- Oficina en Bangalore
Description
Hevo is an automated unified data platform that helps organizations effortlessly move and sync data across 150+ sources to modern cloud data warehouses like Snowflake, BigQuery, and Redshift — all with no-code and real-time capabilities. We’re on a mission to empower teams to make faster, data-driven decisions by simplifying data integration at scale.
Key Responsibilities
● Define the long-term technical vision and engineering roadmap in alignment with Hevo’s product and business strategy.
● Build and scale engineering teams, fostering a high-performance culture rooted in ownership and innovation.
● Serve as a thought partner to the CXO, HoE and leadership team on product and platform evolution.
Architecture & Technical Direction
● Lead architectural decisions for a large-scale, real-time data platform ensuring scalability, performance, and reliability.
● Drive modernization across ingestion, transformation, orchestration, and metadata systems.
● Evaluate emerging technologies and adopt those that advance the platform’s capabilities and efficiency.
● Champion technical excellence and establish best practices across the org.
Delivery & Execution
● Oversee end-to-end product delivery, ensuring timely releases with high quality and customer impact.
● Build robust engineering processes (planning, reviews, incident management) to support rapid scaling.
● Partner closely with product management to align priorities and balance speed with long-term maintainability.
● Drive execution discipline while maintaining a bias for speed and innovation.
People & Organizational Development
● Attract, develop, and retain top engineering talent across multiple domains.

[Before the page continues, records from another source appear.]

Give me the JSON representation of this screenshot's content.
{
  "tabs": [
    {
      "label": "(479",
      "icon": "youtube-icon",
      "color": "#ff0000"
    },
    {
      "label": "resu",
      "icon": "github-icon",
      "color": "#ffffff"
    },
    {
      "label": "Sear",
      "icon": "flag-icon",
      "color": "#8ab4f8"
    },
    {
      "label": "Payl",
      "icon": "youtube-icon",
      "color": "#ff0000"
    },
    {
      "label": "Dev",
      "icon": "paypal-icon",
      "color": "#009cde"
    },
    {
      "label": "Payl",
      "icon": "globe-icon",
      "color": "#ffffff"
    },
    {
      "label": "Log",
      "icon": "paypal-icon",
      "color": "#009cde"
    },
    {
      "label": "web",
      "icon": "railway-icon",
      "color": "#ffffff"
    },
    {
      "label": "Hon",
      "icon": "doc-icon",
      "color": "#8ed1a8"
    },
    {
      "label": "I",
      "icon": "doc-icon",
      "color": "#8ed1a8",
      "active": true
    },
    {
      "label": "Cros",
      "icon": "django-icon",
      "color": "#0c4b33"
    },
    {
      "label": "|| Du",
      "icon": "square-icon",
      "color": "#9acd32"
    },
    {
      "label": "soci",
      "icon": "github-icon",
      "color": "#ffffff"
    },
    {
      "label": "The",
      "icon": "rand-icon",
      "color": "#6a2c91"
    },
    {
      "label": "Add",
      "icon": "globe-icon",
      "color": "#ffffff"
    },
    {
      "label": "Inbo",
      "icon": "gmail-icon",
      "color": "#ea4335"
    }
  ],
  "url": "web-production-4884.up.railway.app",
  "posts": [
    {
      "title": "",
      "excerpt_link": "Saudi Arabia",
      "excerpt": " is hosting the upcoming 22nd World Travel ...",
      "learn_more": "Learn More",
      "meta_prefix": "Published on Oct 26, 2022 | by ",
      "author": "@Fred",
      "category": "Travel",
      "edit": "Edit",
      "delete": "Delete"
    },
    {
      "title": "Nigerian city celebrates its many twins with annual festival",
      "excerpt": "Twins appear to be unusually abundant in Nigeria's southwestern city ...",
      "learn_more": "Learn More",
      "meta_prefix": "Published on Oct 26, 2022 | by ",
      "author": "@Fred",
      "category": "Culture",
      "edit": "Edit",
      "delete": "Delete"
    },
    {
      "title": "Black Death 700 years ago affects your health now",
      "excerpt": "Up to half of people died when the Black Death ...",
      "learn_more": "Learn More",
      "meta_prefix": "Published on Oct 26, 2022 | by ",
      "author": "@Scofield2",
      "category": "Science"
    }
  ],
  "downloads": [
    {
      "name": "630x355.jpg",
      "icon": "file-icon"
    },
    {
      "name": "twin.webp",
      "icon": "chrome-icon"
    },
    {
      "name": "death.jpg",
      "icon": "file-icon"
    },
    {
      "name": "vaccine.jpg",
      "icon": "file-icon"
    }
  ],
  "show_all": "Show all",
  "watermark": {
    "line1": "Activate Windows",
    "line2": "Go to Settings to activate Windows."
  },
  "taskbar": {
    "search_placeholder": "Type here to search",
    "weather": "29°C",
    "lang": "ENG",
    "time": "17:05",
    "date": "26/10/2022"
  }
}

● Build leadership capacity within engineering through mentorship and succession planning.
AI-Native Engineering & Platform Intelligence
● Drive adoption of LLM-powered developer productivity tools to accelerate engineering throughput.

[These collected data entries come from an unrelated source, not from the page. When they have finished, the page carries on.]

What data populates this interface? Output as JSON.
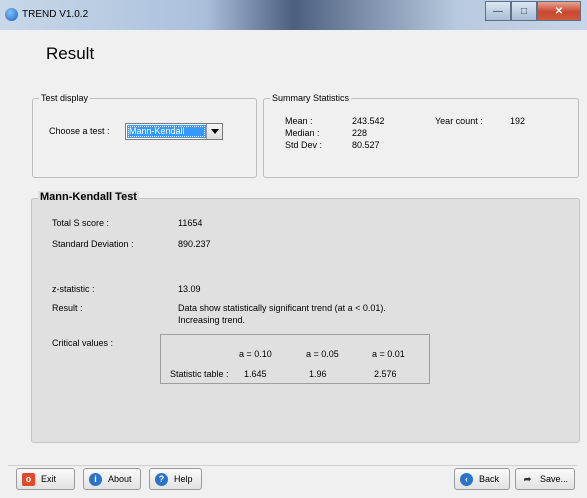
{
  "window": {
    "title": "TREND V1.0.2"
  },
  "page": {
    "title": "Result"
  },
  "test_display": {
    "legend": "Test display",
    "choose_label": "Choose a test :",
    "selected_test": "Mann-Kendall"
  },
  "summary": {
    "legend": "Summary Statistics",
    "mean_label": "Mean :",
    "mean_value": "243.542",
    "median_label": "Median :",
    "median_value": "228",
    "std_label": "Std Dev :",
    "std_value": "80.527",
    "year_count_label": "Year count :",
    "year_count_value": "192"
  },
  "mann_kendall": {
    "legend": "Mann-Kendall Test",
    "s_label": "Total S score :",
    "s_value": "11654",
    "sd_label": "Standard Deviation :",
    "sd_value": "890.237",
    "z_label": "z-statistic :",
    "z_value": "13.09",
    "result_label": "Result :",
    "result_line1": "Data show statistically significant trend (at a < 0.01).",
    "result_line2": "Increasing trend.",
    "critical_label": "Critical values :",
    "critical_headers": [
      "a = 0.10",
      "a = 0.05",
      "a = 0.01"
    ],
    "stat_table_label": "Statistic table :",
    "critical_values": [
      "1.645",
      "1.96",
      "2.576"
    ]
  },
  "buttons": {
    "exit": "Exit",
    "about": "About",
    "help": "Help",
    "back": "Back",
    "save": "Save..."
  },
  "icons": {
    "app": "app-icon",
    "exit": "exit-icon",
    "about": "info-icon",
    "help": "help-icon",
    "back": "back-arrow-icon",
    "save": "save-icon"
  }
}
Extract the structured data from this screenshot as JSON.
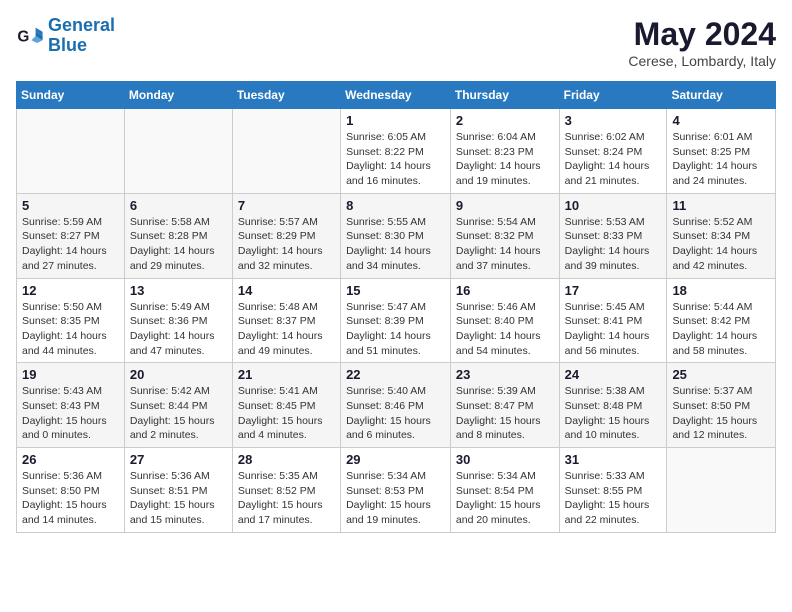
{
  "logo": {
    "line1": "General",
    "line2": "Blue"
  },
  "header": {
    "month": "May 2024",
    "location": "Cerese, Lombardy, Italy"
  },
  "weekdays": [
    "Sunday",
    "Monday",
    "Tuesday",
    "Wednesday",
    "Thursday",
    "Friday",
    "Saturday"
  ],
  "weeks": [
    [
      {
        "day": "",
        "info": ""
      },
      {
        "day": "",
        "info": ""
      },
      {
        "day": "",
        "info": ""
      },
      {
        "day": "1",
        "info": "Sunrise: 6:05 AM\nSunset: 8:22 PM\nDaylight: 14 hours\nand 16 minutes."
      },
      {
        "day": "2",
        "info": "Sunrise: 6:04 AM\nSunset: 8:23 PM\nDaylight: 14 hours\nand 19 minutes."
      },
      {
        "day": "3",
        "info": "Sunrise: 6:02 AM\nSunset: 8:24 PM\nDaylight: 14 hours\nand 21 minutes."
      },
      {
        "day": "4",
        "info": "Sunrise: 6:01 AM\nSunset: 8:25 PM\nDaylight: 14 hours\nand 24 minutes."
      }
    ],
    [
      {
        "day": "5",
        "info": "Sunrise: 5:59 AM\nSunset: 8:27 PM\nDaylight: 14 hours\nand 27 minutes."
      },
      {
        "day": "6",
        "info": "Sunrise: 5:58 AM\nSunset: 8:28 PM\nDaylight: 14 hours\nand 29 minutes."
      },
      {
        "day": "7",
        "info": "Sunrise: 5:57 AM\nSunset: 8:29 PM\nDaylight: 14 hours\nand 32 minutes."
      },
      {
        "day": "8",
        "info": "Sunrise: 5:55 AM\nSunset: 8:30 PM\nDaylight: 14 hours\nand 34 minutes."
      },
      {
        "day": "9",
        "info": "Sunrise: 5:54 AM\nSunset: 8:32 PM\nDaylight: 14 hours\nand 37 minutes."
      },
      {
        "day": "10",
        "info": "Sunrise: 5:53 AM\nSunset: 8:33 PM\nDaylight: 14 hours\nand 39 minutes."
      },
      {
        "day": "11",
        "info": "Sunrise: 5:52 AM\nSunset: 8:34 PM\nDaylight: 14 hours\nand 42 minutes."
      }
    ],
    [
      {
        "day": "12",
        "info": "Sunrise: 5:50 AM\nSunset: 8:35 PM\nDaylight: 14 hours\nand 44 minutes."
      },
      {
        "day": "13",
        "info": "Sunrise: 5:49 AM\nSunset: 8:36 PM\nDaylight: 14 hours\nand 47 minutes."
      },
      {
        "day": "14",
        "info": "Sunrise: 5:48 AM\nSunset: 8:37 PM\nDaylight: 14 hours\nand 49 minutes."
      },
      {
        "day": "15",
        "info": "Sunrise: 5:47 AM\nSunset: 8:39 PM\nDaylight: 14 hours\nand 51 minutes."
      },
      {
        "day": "16",
        "info": "Sunrise: 5:46 AM\nSunset: 8:40 PM\nDaylight: 14 hours\nand 54 minutes."
      },
      {
        "day": "17",
        "info": "Sunrise: 5:45 AM\nSunset: 8:41 PM\nDaylight: 14 hours\nand 56 minutes."
      },
      {
        "day": "18",
        "info": "Sunrise: 5:44 AM\nSunset: 8:42 PM\nDaylight: 14 hours\nand 58 minutes."
      }
    ],
    [
      {
        "day": "19",
        "info": "Sunrise: 5:43 AM\nSunset: 8:43 PM\nDaylight: 15 hours\nand 0 minutes."
      },
      {
        "day": "20",
        "info": "Sunrise: 5:42 AM\nSunset: 8:44 PM\nDaylight: 15 hours\nand 2 minutes."
      },
      {
        "day": "21",
        "info": "Sunrise: 5:41 AM\nSunset: 8:45 PM\nDaylight: 15 hours\nand 4 minutes."
      },
      {
        "day": "22",
        "info": "Sunrise: 5:40 AM\nSunset: 8:46 PM\nDaylight: 15 hours\nand 6 minutes."
      },
      {
        "day": "23",
        "info": "Sunrise: 5:39 AM\nSunset: 8:47 PM\nDaylight: 15 hours\nand 8 minutes."
      },
      {
        "day": "24",
        "info": "Sunrise: 5:38 AM\nSunset: 8:48 PM\nDaylight: 15 hours\nand 10 minutes."
      },
      {
        "day": "25",
        "info": "Sunrise: 5:37 AM\nSunset: 8:50 PM\nDaylight: 15 hours\nand 12 minutes."
      }
    ],
    [
      {
        "day": "26",
        "info": "Sunrise: 5:36 AM\nSunset: 8:50 PM\nDaylight: 15 hours\nand 14 minutes."
      },
      {
        "day": "27",
        "info": "Sunrise: 5:36 AM\nSunset: 8:51 PM\nDaylight: 15 hours\nand 15 minutes."
      },
      {
        "day": "28",
        "info": "Sunrise: 5:35 AM\nSunset: 8:52 PM\nDaylight: 15 hours\nand 17 minutes."
      },
      {
        "day": "29",
        "info": "Sunrise: 5:34 AM\nSunset: 8:53 PM\nDaylight: 15 hours\nand 19 minutes."
      },
      {
        "day": "30",
        "info": "Sunrise: 5:34 AM\nSunset: 8:54 PM\nDaylight: 15 hours\nand 20 minutes."
      },
      {
        "day": "31",
        "info": "Sunrise: 5:33 AM\nSunset: 8:55 PM\nDaylight: 15 hours\nand 22 minutes."
      },
      {
        "day": "",
        "info": ""
      }
    ]
  ]
}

● Leverage AI to improve observability, incident triaging, and root cause analysis across distributed ingestion systems.
● Architect AI-assisted features for customers (e.g., automated connector mapping, transformation suggestions, query optimization).
● Establish responsible AI practices including governance, evaluation frameworks, and model performance monitoring.
● Identify opportunities to reduce operational overhead through automation and AI-driven decision systems.
● Embed AI/ML capabilities into the core platform (e.g., anomaly detection, pipeline health intelligence, intelligent retries, data quality insights).